From my original reading, all I remembered was that Mrs Wiggs had Sunday School in her home, on wooden planks laid on chairs, and that she sang "Count Your Many Blessings." (I first heard that hymn years later, when my family started attending the Mormon church, and was immediately reminded of Mrs Wiggs.)

There is more to the story than that, of course. Mrs Wiggs is quite the character. and, notwithstanding her family's severe poverty, always looks for the best:
Well, I guess I ain't the best by a long sight, but I may be the happiest. An' I got cause to be: four of the smartest childern that ever lived, a nice house, fair to middlin' health when I ain't got the rheumatiz, and folks always goin' clean out of the way to be good to one! Ain't that 'nough to make a person happy? I'll be fifty years old on the Fourth of July, but I hold there ain't no use in dyin'  'fore yer time. Lots of folks is walkin' 'round jes' as dead as they'll ever be. I believe in gittin' as much good outen life as you kin -- not that I ever set out to look fer happiness; seems like the folks that does that never finds it. I jes' do the best I kin where the good Lord put me at, an' it looks like I got a happy feelin' in me 'most all the time.
When I was a child, we didn't have any bookstores in our area (at least none that I recall). Horne's, the department store in downtown Pittsburgh, had a book department, but we didn't get there often. I found Mrs Wiggs and the Cabbage Patch at Kresge's, at the West Hills Shopping Center. This was a "five and dime" store, the precursor to K-Mart. They had a rack or two of books, with a limited selection of children's books, along with coloring books and the like. I took a look at the selection each time we went there.

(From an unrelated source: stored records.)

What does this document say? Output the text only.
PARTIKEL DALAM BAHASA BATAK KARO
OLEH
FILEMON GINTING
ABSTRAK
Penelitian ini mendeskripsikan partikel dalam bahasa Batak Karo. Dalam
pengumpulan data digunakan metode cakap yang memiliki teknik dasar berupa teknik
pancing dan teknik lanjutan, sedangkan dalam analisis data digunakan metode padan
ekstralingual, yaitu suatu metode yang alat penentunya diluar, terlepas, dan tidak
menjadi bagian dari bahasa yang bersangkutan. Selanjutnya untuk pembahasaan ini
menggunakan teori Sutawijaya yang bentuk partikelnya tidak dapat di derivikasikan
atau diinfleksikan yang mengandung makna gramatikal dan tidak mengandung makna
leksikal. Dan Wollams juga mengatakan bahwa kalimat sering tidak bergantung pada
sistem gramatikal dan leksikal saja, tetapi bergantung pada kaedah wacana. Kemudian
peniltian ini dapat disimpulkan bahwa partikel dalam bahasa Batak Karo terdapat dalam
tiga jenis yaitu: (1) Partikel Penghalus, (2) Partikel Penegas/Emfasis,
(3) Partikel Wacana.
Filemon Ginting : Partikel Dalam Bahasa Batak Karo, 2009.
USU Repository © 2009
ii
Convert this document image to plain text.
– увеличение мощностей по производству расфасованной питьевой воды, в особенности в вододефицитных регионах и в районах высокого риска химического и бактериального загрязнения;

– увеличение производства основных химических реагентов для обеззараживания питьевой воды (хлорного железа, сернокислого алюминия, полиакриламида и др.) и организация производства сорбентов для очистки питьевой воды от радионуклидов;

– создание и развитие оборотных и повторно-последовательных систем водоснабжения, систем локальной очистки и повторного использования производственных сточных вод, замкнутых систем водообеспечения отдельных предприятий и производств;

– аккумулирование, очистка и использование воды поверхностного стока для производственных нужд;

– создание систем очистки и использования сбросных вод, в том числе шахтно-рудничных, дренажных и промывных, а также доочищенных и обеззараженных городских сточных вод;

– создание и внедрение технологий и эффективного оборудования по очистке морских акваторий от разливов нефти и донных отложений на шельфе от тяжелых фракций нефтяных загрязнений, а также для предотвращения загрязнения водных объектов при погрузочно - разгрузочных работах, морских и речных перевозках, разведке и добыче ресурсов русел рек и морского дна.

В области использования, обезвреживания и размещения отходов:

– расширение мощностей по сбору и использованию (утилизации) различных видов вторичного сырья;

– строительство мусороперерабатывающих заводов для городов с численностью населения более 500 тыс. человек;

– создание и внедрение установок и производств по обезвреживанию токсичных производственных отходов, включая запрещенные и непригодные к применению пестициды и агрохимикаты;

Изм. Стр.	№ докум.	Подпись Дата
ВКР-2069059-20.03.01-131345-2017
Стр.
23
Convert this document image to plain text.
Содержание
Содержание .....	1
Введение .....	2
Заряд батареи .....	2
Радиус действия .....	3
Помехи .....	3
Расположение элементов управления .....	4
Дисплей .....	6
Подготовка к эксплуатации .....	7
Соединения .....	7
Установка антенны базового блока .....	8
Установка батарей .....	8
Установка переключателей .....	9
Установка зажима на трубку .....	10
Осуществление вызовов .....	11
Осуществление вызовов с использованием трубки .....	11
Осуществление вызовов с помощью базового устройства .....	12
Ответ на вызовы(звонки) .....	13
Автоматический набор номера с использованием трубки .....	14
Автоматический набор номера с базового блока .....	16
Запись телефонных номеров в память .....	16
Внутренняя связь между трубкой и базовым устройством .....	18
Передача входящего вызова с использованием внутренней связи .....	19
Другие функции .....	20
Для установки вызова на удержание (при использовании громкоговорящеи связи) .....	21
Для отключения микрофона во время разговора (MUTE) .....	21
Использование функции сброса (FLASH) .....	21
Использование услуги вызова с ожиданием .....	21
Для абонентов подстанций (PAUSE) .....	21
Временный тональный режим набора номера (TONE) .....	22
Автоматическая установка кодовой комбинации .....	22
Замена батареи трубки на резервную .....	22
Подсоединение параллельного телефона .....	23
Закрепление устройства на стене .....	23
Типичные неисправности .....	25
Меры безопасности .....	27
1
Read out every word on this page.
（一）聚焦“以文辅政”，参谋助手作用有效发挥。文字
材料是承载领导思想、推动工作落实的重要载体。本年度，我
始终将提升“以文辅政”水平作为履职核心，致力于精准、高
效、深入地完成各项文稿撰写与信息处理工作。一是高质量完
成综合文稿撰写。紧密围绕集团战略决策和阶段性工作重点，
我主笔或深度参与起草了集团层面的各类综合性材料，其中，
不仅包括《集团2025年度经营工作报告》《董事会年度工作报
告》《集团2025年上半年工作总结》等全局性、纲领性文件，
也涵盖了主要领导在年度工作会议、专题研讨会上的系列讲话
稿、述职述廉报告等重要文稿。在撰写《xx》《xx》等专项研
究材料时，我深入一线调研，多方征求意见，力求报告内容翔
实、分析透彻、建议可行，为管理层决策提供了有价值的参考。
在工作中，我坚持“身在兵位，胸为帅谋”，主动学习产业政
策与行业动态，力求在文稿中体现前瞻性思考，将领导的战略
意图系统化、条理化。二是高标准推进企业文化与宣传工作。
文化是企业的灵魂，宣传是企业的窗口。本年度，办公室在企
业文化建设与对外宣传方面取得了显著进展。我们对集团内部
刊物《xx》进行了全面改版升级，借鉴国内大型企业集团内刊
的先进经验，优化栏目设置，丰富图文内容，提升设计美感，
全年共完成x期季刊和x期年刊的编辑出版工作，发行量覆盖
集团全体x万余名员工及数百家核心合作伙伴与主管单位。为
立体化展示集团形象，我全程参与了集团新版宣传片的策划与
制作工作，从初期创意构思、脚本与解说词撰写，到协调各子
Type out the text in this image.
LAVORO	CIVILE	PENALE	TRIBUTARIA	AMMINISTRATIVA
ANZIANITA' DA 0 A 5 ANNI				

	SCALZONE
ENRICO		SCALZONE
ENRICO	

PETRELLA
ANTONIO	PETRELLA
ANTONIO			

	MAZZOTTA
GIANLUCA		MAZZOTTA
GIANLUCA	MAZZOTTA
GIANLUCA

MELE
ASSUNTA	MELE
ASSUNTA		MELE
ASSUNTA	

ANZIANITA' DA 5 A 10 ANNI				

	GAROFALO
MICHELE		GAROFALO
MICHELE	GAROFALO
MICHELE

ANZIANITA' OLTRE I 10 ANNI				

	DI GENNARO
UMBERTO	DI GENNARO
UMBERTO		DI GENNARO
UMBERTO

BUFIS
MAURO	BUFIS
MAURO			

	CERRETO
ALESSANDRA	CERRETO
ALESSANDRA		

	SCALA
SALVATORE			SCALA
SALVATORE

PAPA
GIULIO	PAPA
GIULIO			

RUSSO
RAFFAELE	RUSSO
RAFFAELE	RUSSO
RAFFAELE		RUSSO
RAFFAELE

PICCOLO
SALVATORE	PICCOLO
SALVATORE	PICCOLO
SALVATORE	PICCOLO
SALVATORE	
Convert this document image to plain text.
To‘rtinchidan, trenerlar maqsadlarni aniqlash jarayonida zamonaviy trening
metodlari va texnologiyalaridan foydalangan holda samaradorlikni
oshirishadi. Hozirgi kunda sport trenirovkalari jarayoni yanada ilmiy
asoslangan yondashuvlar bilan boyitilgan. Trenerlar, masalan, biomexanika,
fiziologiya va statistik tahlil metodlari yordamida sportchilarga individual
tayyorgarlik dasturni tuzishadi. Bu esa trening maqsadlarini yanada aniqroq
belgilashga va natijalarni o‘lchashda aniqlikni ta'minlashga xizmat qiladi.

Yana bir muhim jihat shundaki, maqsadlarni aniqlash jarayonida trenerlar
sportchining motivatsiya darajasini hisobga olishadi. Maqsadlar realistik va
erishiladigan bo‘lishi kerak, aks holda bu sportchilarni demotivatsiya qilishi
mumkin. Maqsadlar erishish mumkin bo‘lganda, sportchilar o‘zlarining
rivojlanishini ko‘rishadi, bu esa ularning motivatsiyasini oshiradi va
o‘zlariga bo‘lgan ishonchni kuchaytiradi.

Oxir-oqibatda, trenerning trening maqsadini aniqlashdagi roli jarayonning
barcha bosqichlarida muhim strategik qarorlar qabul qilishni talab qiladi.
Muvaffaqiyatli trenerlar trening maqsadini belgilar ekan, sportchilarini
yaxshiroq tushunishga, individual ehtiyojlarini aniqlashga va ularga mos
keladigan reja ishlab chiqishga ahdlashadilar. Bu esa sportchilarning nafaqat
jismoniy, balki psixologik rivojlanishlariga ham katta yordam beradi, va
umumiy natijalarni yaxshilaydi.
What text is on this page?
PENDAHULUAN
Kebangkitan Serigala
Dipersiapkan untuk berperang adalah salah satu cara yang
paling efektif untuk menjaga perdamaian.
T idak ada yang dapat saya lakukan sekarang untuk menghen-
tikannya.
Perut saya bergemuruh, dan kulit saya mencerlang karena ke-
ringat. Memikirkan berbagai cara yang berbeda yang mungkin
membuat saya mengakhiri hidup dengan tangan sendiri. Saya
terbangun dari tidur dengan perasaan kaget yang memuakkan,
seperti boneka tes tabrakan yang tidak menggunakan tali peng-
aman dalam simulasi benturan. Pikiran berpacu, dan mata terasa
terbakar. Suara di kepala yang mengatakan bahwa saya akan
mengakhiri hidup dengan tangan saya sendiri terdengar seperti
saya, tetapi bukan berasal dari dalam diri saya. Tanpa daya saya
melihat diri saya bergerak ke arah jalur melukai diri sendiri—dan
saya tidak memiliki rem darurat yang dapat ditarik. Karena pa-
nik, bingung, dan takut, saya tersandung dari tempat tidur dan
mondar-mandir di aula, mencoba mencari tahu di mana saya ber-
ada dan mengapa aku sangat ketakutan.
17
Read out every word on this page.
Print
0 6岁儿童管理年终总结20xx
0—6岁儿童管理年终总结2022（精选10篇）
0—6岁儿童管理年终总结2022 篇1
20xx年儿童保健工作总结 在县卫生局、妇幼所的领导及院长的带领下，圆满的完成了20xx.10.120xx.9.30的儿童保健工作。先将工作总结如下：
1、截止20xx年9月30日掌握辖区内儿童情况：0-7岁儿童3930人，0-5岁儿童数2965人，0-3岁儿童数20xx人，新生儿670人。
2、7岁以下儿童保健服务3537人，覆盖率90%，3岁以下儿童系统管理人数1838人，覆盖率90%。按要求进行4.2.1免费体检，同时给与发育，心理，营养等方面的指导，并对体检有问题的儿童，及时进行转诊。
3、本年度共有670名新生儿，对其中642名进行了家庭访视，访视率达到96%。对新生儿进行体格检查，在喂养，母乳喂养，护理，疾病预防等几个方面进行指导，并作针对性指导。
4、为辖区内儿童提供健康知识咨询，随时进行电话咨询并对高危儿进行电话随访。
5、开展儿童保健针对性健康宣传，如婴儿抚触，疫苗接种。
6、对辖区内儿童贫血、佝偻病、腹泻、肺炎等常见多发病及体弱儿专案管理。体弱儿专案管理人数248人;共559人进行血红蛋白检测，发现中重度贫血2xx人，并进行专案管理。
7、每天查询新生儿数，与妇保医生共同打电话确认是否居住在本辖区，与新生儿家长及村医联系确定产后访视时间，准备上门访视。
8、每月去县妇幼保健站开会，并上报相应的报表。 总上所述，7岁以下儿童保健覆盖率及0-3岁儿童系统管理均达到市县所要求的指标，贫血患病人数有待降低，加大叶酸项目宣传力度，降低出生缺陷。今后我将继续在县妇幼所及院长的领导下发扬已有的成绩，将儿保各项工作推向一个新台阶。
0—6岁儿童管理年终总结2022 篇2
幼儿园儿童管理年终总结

Kresge's also had a small snack bar, where you could buy ice cream. My mother and her friend Mrs Huesken would often share a sundae. There were balloons hanging at the counter, and you picked one and popped it, to see what your sundae would cost. Mom said that they always ended up paying the full price for their treat.

In addition to Kresge's, there was a Thorofare grocery store, and maybe an A&P Market, and also a barber shop and other shops. One time my sister and I lost the money Mom had given us to buy groceries, and didn't want to admit it. We dug into our savings to cover the loss, and (as far as I know) never 'fessed up.

I was trying to find a picture of the shopping center. Alas, what I found was that it has been razed, and a Walmart is going to be built in its stead. Walmart will never have the character of that old shopping center!